I was very nervous about bringing up the immunization chat with my doctor, but God is so good and my doctor was so supportive of our concerns and desires! Whew. She understood my concerns regarding the hepititus B shot and rotovirus (I didn’t go into chicken pox today…baby steps). She agreed that we could put those off or not get them at all as long as we understood the battle we would be facing regarding entering school. And she was extremely helpful in coming up with a more spaced out schedule for the rest of the shots! I wasn’t sure about Prevnar, but she suggested going ahead and getting that one and putting off polio since the likelihood of of him being exposed to polio is slim to none. I’m not even sure if we want to get that one anyway, so I was good with that. She agreed to do no more than two or three vaccinations at a time and even said that when it came time for MMR, she would attempt to order those vaccines seperately for us! That was a huge shock to me because I didn’t know if it was possible to do that. So, instead of getting the MMR, he would get measles first, some time later, mumps, and some time after that, rubella – depending on the availability of the supplies. She said those vaccines are offered seperately only in limited supplies, but when they had them in she would let me know. I may have Tia get those vaccines seperately, since she still needs to get that vaccine as well. And since poor Landon had an ear infection that we didn’t know about, she didn’t even give him a shot today. She said we could come back in 10 days and we could get one or two of the shots then.

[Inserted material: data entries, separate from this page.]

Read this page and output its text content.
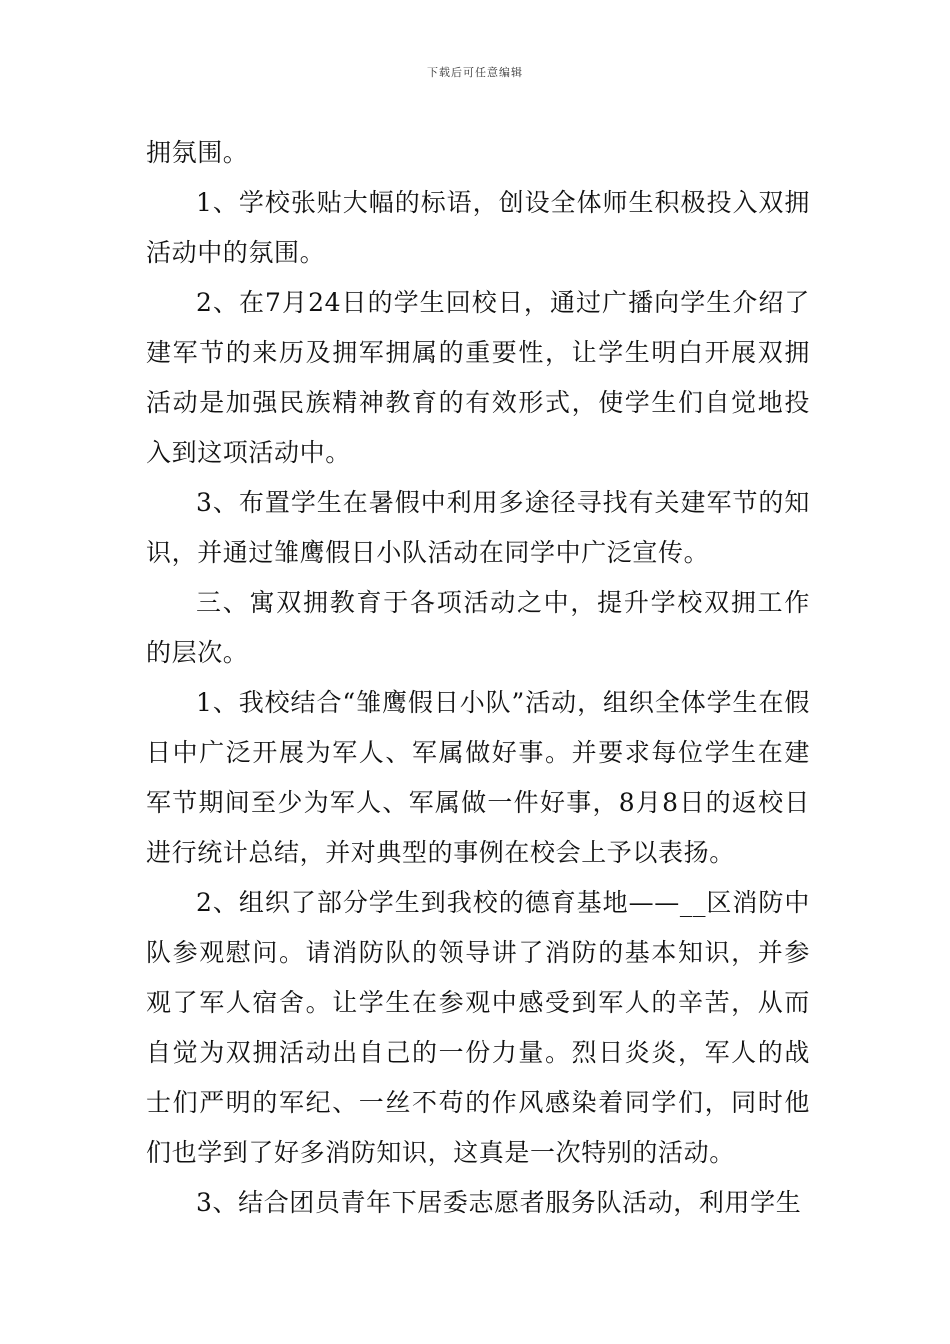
下载后可任意编辑

拥氛围。

1、学校张贴大幅的标语，创设全体师生积极投入双拥活动中的氛围。

2、在7月24日的学生回校日，通过广播向学生介绍了建军节的来历及拥军拥属的重要性，让学生明白开展双拥活动是加强民族精神教育的有效形式，使学生们自觉地投入到这项活动中。

3、布置学生在暑假中利用多途径寻找有关建军节的知识，并通过雏鹰假日小队活动在同学中广泛宣传。

三、寓双拥教育于各项活动之中，提升学校双拥工作的层次。

1、我校结合“雏鹰假日小队”活动，组织全体学生在假日中广泛开展为军人、军属做好事。并要求每位学生在建军节期间至少为军人、军属做一件好事，8月8日的返校日进行统计总结，并对典型的事例在校会上予以表扬。

2、组织了部分学生到我校的德育基地——__区消防中队参观慰问。请消防队的领导讲了消防的基本知识，并参观了军人宿舍。让学生在参观中感受到军人的辛苦，从而自觉为双拥活动出自己的一份力量。烈日炎炎，军人的战士们严明的军纪、一丝不苟的作风感染着同学们，同时他们也学到了好多消防知识，这真是一次特别的活动。

3、结合团员青年下居委志愿者服务队活动，利用学生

I can’t tell you how relieved I am. I feel really good about this. I wasn’t against all the vaccines, just the way that they are administered. I’m so grateful to my doctor for listening to my concerns and not making me feel silly or foolish. God is so good because I have been praying about this so much! So the only vaccines Landon will likely be receiving before the age of two are DTaP, Hib and Prevnar. The rest we will either decline, separate or wait on. While I was waiting to go in, I did ask for a copy of Sloan and Tia’s records and was shocked to see that they both received the Hep B shot the day they were born! I don’t remember anyone even asking me if that was okay, though I’m sure they did (I hope they did). The first time I ever remember being asked about it in the hospital was with Landon, and we actually declined it. It just makes me sick now that I know what I do about vaccines. But, by God’s grace, Sloan and Tia appear to be fine and all we can do is pray that there are no future effects. But, I do feel empowered for actually sticking to my guns and doing what I felt was right for my child. Thanks for all your thoughts and support! For those of you who are also wrestling with this, approach your doctor and try to work out a plan that is best for you and your child. It’s so worth it!